Browning Kirsteen N, Zheng Zhongling, Gettys Thomas W, Travagli R Alberto
Department of Neuroscience, Pennington Biomedical Research Center, Louisiana State University System, Baton Rouge, LA 70808, USA.
J Physiol. 2006 Sep 15;575(Pt 3):761-76. doi: 10.1113/jphysiol.2006.111104. Epub 2006 Jul 6.

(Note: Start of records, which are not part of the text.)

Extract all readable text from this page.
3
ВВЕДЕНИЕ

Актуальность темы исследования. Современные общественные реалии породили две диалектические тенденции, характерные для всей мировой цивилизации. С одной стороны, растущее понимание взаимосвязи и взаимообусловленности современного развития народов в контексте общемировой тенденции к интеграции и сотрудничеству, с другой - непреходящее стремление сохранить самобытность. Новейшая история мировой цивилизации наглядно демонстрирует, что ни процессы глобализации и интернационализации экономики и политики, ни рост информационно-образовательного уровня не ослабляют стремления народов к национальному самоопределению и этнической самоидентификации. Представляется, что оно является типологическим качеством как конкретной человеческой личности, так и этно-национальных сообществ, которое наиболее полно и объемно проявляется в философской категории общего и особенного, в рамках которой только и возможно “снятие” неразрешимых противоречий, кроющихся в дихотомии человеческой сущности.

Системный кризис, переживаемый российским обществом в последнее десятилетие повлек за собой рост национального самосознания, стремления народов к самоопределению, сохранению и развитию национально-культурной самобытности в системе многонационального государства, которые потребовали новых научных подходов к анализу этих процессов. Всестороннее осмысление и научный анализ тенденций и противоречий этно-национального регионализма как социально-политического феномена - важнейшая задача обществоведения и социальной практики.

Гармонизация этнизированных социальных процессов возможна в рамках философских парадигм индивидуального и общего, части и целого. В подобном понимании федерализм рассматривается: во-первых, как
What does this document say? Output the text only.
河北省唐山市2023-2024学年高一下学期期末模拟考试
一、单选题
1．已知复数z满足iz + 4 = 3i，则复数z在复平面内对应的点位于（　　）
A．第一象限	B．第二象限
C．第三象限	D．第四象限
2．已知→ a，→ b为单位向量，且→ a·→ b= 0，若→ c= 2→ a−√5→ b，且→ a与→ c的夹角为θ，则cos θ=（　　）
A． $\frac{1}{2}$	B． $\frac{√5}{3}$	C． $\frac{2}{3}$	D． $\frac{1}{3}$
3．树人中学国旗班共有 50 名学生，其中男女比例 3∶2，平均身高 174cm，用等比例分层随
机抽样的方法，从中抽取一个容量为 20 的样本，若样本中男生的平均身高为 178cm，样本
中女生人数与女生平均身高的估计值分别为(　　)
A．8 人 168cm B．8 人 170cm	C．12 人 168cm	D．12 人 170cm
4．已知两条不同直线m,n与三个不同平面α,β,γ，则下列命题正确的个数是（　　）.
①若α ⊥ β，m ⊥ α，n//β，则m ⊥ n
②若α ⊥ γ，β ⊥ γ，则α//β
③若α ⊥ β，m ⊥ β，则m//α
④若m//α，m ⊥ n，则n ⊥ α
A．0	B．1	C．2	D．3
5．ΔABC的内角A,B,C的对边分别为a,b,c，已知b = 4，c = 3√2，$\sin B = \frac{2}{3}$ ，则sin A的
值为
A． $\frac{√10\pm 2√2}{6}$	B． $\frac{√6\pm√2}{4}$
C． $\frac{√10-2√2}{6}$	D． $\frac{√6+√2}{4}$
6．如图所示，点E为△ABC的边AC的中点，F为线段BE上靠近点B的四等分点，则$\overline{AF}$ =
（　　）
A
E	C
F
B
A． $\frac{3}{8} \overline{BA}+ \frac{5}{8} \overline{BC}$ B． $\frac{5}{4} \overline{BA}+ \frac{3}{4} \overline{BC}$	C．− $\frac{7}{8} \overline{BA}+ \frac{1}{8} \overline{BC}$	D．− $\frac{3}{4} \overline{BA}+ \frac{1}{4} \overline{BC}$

We demonstrated recently that increasing the levels of cAMP allows opioids to modulate GABAergic synaptic transmission between the nucleus of the tractus solitarius (NTS) and dorsal motor nucleus of the vagus (DMV). Using a combination of electrophysiological, immunohistochemical and biochemical approaches, we provide evidence that vagal afferent fibres dampen cAMP levels within the vagal brainstem circuits via tonic activation of group II metabotropic glutamate receptors (mGluRs). Whole-cell patch-clamp recordings were made from identified neurons of the rat DMV. Following chronic vagal deafferentation, the opioid agonist methionine-enkephalin (ME) inhibited the amplitude of evoked IPSC (eIPSC) in 32 of 33 neurons, without exogenous enhancement of cAMP levels. The ME-induced inhibition was prevented by the group II mGluR-selective agonist APDC. Following perfusion with the group II mGluR-selective antagonist EGLU, ME inhibited eIPSC amplitude in brainstem slices of control rats. Immunohistochemical experiments revealed that, following vagal deafferentation, mu-opioid receptors were colocalized on GABAergic profiles apposing DMV neurons; the number of colocalized profiles was significantly decreased by pretreatment with APDC. Radioimmunoassay and Western blot analysis showed that cAMP and phosphorylated cyclic AMP response element binding protein (pCREB) levels in the dorsal vagal complex were increased following vagal deafferentation. Our data show that by tonically dampening the levels of cAMP within the GABAergic synaptic contacts, activated group II mGluRs prevent the modulation of this synapse by endogenous opioids. These data suggest that the plasticity, hence the response, of central circuits controlling the vagal motor outflow to visceral organs is modulated and finely tuned by vagal afferent fibres.
我们最近证明,提高环磷酸腺苷(cAMP)水平可使阿片类药物调节孤束核(NTS)与迷走神经背运动核(DMV)之间的GABA能突触传递。通过结合电生理学、免疫组织化学和生物化学方法,我们提供证据表明,迷走神经传入纤维通过II组代谢型谷氨酸受体(mGluRs)的紧张性激活来降低迷走神经脑干回路中的cAMP水平。从大鼠DMV的特定神经元进行全细胞膜片钳记录。在慢性迷走神经去传入后,阿片类激动剂甲硫氨酸脑啡肽(ME)在33个神经元中的32个中抑制了诱发的抑制性突触后电流(eIPSC)的幅度,而无需外源性提高cAMP水平。II组mGluR选择性激动剂APDC可阻止ME诱导的抑制作用。在用II组mGluR选择性拮抗剂EGLU灌注后,ME抑制了对照大鼠脑干切片中eIPSC的幅度。免疫组织化学实验表明,在迷走神经去传入后,μ-阿片受体与与DMV神经元相对的GABA能轮廓共定位;用APDC预处理可使共定位轮廓的数量显著减少。放射免疫测定和蛋白质印迹分析表明,迷走神经去传入后,迷走神经背侧复合体中的cAMP和磷酸化环磷酸腺苷反应元件结合蛋白(pCREB)水平升高。我们的数据表明,通过紧张性降低GABA能突触接触中的cAMP水平,激活的II组mGluRs可阻止内源性阿片类药物对该突触的调节。这些数据表明,控制迷走神经向内脏器官运动输出的中枢回路的可塑性以及因此的反应,受到迷走神经传入纤维的调节和精细调整。